The note, stuck in the next day's edition, read: "My name is Greg Dailey and I deliver your newspaper every morning" — which was news to most people — "I would like to offer my services — free of charge — to anyone who needs groceries."
From that moment to this, the phone has been ringing off the hook.
He takes the orders, does the shopping, and delivers the groceries — not by whipping them out the window, but by carefully placing them on the porch.
So far, he's delivered to nearly a hundred senior citizens on his route. and some not on his route. If Greg hears about a person who is elderly or compromised, he will be there. And, boy, are people grateful.
Eileen Stein is 85 and recently widowed.
"I don't have enough adjectives.
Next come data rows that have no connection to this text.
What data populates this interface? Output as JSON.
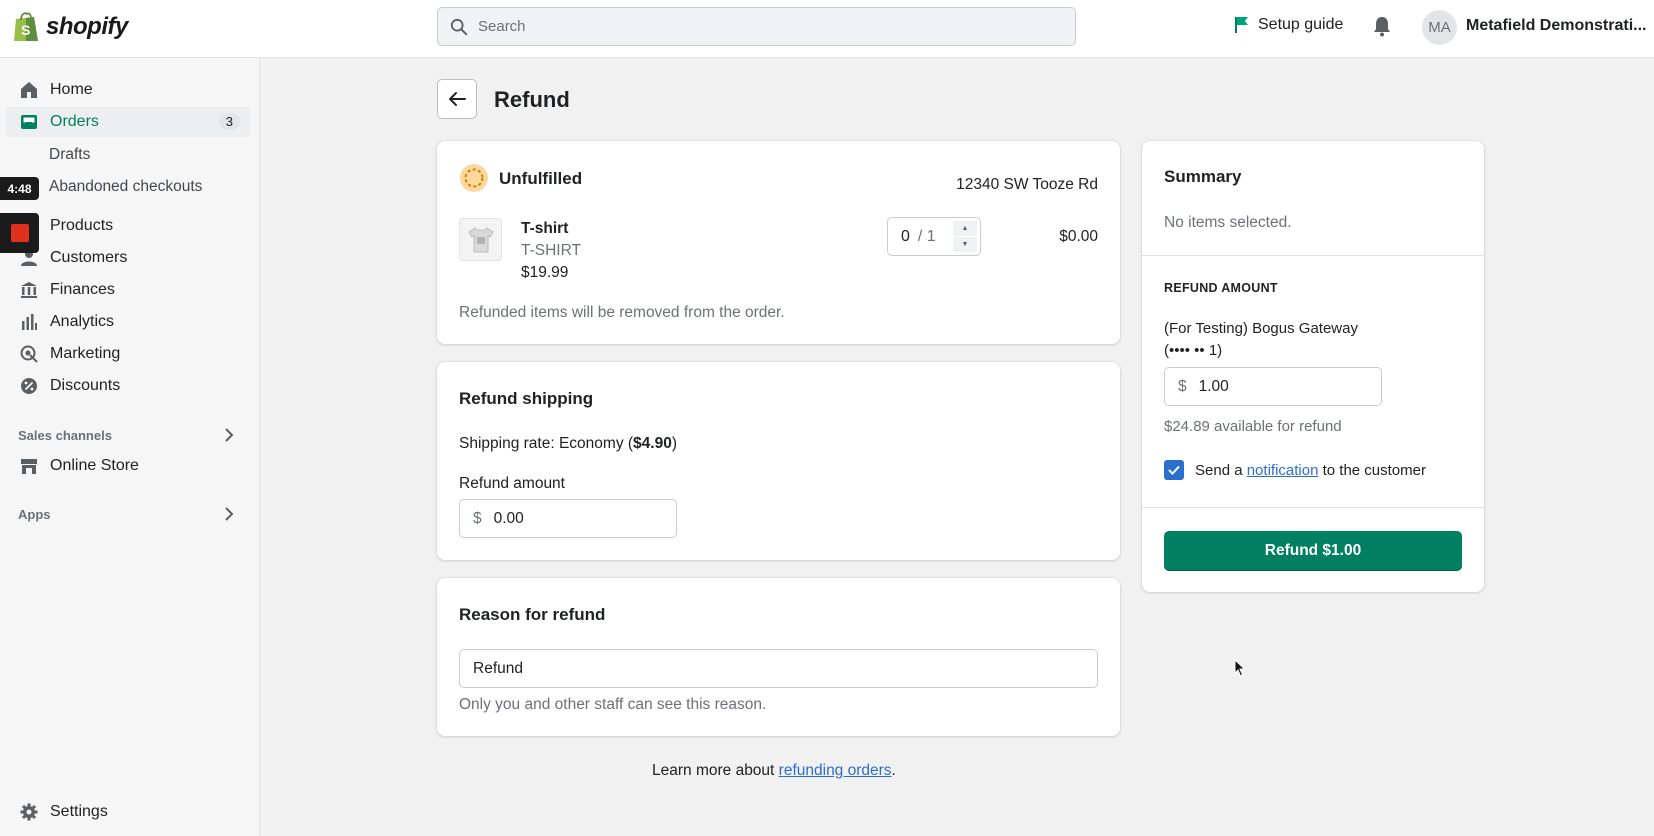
{
  "topbar": {
    "logo_text": "shopify",
    "search_placeholder": "Search",
    "setup_guide": "Setup guide",
    "avatar_initials": "MA",
    "store_name": "Metafield Demonstrati..."
  },
  "sidebar": {
    "items": [
      {
        "label": "Home",
        "icon": "home-icon"
      },
      {
        "label": "Orders",
        "icon": "orders-icon",
        "badge": "3"
      },
      {
        "label": "Drafts"
      },
      {
        "label": "Abandoned checkouts"
      },
      {
        "label": "Products",
        "icon": "products-icon"
      },
      {
        "label": "Customers",
        "icon": "customers-icon"
      },
      {
        "label": "Finances",
        "icon": "finances-icon"
      },
      {
        "label": "Analytics",
        "icon": "analytics-icon"
      },
      {
        "label": "Marketing",
        "icon": "marketing-icon"
      },
      {
        "label": "Discounts",
        "icon": "discounts-icon"
      }
    ],
    "sales_channels": "Sales channels",
    "online_store": "Online Store",
    "apps": "Apps",
    "settings": "Settings"
  },
  "overlay": {
    "timer": "4:48"
  },
  "page": {
    "title": "Refund"
  },
  "unfulfilled": {
    "status": "Unfulfilled",
    "address": "12340 SW Tooze Rd",
    "product_name": "T-shirt",
    "product_sku": "T-SHIRT",
    "product_price": "$19.99",
    "qty_value": "0",
    "qty_total": "/ 1",
    "line_total": "$0.00",
    "note": "Refunded items will be removed from the order."
  },
  "shipping": {
    "title": "Refund shipping",
    "rate_prefix": "Shipping rate: Economy (",
    "rate_amount": "$4.90",
    "rate_suffix": ")",
    "amount_label": "Refund amount",
    "currency": "$",
    "amount_value": "0.00"
  },
  "reason": {
    "title": "Reason for refund",
    "value": "Refund",
    "help": "Only you and other staff can see this reason."
  },
  "summary": {
    "title": "Summary",
    "no_items": "No items selected.",
    "refund_amount_heading": "REFUND AMOUNT",
    "gateway_line1": "(For Testing) Bogus Gateway",
    "gateway_line2": "(•••• •• 1)",
    "currency": "$",
    "amount_value": "1.00",
    "available": "$24.89 available for refund",
    "notify_prefix": "Send a ",
    "notify_link": "notification",
    "notify_suffix": " to the customer",
    "refund_button": "Refund $1.00"
  },
  "footer": {
    "learn_prefix": "Learn more about ",
    "learn_link": "refunding orders",
    "learn_suffix": "."
  },
  "colors": {
    "primary_green": "#008060",
    "link_blue": "#2c6ecb",
    "active_nav": "#008060",
    "unfulfilled_badge": "#f5c26b"
  }
}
He is one of the finest people in the world," Eileen said.
The lady at one house went even further. She called him the closest thing to God.
"There's a level of appreciation here, Steve, that goes above and beyond anything I've ever seen. So, no, I'm not going to stop," Greg said.
Greg says he might not necessarily stop when the pandemic is over.
"There's something about being able to do something really nice for people," Greg said.
When you hear folks say America will emerge from this stronger, this is exactly what they mean. Greg didn't do volunteer work before — heck, he didn't do his own grocery shopping before. He's just a guy called into duty by circumstance — who will now stay in service by choice.